Het Implementatiebesluit herziene richtlijn betaaldiensten treedt in werking met ingang van de dag na de datum van uitgifte van het Staatsblad waarin dit besluit wordt geplaatst, met uitzondering van artikel I, onderdelen E en F, dat in werking treedt met ingang van 14 september 2019.

Onze Minister van Financiën is belast met de uitvoering van dit besluit dat met de daarbij behorende nota van toelichting in het Staatsblad zal worden geplaatst.

’s-Gravenhage, 8 februari 2019

Willem-Alexander

De Minister van Financiën, W.B. Hoekstra

Uitgegeven de achttiende februari 2019

De Minister van Justitie en Veiligheid, F.B.J. Grapperhaus

NOTA VAN TOELICHTING

Dit besluit regelt de inwerkingtreding van de Implementatiewet herziene richtlijn betaaldiensten en het Implementatiebesluit herziene richtlijn betaaldiensten.
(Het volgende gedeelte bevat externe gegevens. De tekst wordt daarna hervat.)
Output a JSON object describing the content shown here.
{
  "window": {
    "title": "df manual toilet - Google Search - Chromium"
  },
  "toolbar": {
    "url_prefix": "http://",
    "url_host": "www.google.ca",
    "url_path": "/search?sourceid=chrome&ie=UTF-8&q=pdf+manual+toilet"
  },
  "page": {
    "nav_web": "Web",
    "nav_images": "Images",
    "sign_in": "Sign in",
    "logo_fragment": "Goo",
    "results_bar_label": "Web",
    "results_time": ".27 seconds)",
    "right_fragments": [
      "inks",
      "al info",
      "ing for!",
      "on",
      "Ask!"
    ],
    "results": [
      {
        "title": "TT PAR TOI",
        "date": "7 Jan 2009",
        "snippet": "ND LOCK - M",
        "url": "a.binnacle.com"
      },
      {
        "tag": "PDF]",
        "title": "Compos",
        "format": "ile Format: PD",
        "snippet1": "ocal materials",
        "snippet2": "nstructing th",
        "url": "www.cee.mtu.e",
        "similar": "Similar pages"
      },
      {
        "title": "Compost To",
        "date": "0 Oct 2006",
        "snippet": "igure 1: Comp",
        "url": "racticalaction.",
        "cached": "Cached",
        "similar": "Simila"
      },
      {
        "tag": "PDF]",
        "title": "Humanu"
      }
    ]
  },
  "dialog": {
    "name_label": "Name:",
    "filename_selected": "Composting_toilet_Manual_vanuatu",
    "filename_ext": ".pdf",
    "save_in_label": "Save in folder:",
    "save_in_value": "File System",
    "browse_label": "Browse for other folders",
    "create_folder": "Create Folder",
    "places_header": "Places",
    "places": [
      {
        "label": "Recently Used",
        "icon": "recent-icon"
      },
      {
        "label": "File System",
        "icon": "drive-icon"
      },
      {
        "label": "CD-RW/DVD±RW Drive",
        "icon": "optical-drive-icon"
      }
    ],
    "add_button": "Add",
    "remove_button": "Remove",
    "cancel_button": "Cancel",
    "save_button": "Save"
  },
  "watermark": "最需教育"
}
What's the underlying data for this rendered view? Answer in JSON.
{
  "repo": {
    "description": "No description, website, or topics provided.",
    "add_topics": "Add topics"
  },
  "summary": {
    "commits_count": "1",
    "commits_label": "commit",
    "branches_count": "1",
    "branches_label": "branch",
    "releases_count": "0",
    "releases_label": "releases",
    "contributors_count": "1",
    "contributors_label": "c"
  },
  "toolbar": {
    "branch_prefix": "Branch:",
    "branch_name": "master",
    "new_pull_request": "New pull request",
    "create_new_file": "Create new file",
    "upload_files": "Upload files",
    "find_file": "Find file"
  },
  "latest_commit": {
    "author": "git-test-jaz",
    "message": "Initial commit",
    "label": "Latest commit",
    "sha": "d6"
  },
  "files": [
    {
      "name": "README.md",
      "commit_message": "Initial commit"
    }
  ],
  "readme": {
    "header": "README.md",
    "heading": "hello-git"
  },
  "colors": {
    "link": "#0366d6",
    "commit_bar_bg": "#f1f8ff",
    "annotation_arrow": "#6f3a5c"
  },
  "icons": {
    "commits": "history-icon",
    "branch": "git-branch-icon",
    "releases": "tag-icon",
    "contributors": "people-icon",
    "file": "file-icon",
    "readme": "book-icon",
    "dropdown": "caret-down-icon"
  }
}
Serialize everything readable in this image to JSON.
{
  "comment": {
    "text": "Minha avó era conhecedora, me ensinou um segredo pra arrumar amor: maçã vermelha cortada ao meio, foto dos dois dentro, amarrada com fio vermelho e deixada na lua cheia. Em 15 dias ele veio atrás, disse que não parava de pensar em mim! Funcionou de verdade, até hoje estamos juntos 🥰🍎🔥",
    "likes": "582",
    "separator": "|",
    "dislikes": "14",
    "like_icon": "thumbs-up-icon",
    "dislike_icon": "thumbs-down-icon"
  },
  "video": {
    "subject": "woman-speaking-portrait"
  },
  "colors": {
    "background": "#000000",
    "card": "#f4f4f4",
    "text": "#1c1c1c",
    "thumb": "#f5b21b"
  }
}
Beide treden – met twee uitzonderingen – in werking met ingang van de dag na de datum van uitgifte van het Staatsblad waarin het onderhavige besluit wordt geplaatst. Aangezien de implementatietermijn van de herziene richtlijn betaaldiensten verstreek op 13 januari 2018, is het wenselijk dat de Implementatiewet en het Implementatiebesluit zo spoedig mogelijk in werking treden.

In de inwerkingtredingsbepaling worden twee uitzonderingen gemaakt. De eerste uitzondering betreft de inwerkingtreding van artikel III, onderdeel J, van de Implementatiewet herziene richtlijn betaaldiensten, waarin de artikelen 522a, 522b en 522c worden ingevoegd in Boek 7 BW. Artikel 522a implementeert artikel 65 van de richtlijn en geeft enkele bepalingen voor de bevestiging van betalingstransacties; artikel 522b implementeert artikel 66, eerste lid, van de richtlijn en introduceert een nieuwe categorie betaaldienstverleners, namelijk de betaalinitiatiedienstverlener, en regelt de toegang tot betaalrekeningen wanneer een betaalinitiatiedienst wordt gebruikt. Artikel 522c implementeert artikel 67, eerste lid, van de richtlijn en introduceert eveneens een nieuwe categorie betaaldienstverleners, namelijk de rekeninginformatiedienstverlener.

De tweede uitzondering betreft de inwerkingtreding van artikel I, onderdelen E en F, van het Implementatiebesluit herziene richtlijn betaaldiensten. Genoemde onderdelen bevatten een aantal beveiligingseisen en eisen betreffende sterke cliëntauthenticatie uit de artikelen 66 en 67 en 97 van de richtlijn. De richtlijn bepaalt in artikel 115, vierde lid, dat de beveiligingsmaatregelen in de artikelen 65, 66, 67 en 97 uiterlijk 18 maanden na de inwerkingtreding van de in artikel 98 van de richtlijn bedoelde technische reguleringsnormen1 moeten worden toegepast. Artikel 38 van die normen bepaalt vervolgens dat de normen vanaf 14 september 2019 van toepassing zijn. Voor de inwerkingtreding van artikel III, onderdeel J, van de Implementatiewet herziene richtlijn betaaldiensten en artikel I, onderdelen E en F, van het Implementatiebesluit herziene richtlijn betaaldiensten, wordt bij deze datum aangesloten. Deze artikelonderdelen treden daarom in werking met ingang van 14 september 2019.

De Minister van Financiën, W.B. Hoekstra


X Noot
1

Gedelegeerde verordening (EU) 2018/389 van de Commissie van 27 november 2017 tot aanvulling van Richtlijn (EU) 2015/2366 van het Europees Parlement en de Raad wat betreft technische reguleringsnormen voor sterke cliëntauthenticatie en gemeenschappelijke en veilige open communicatiestandaarden (PbEU 2018, L 69).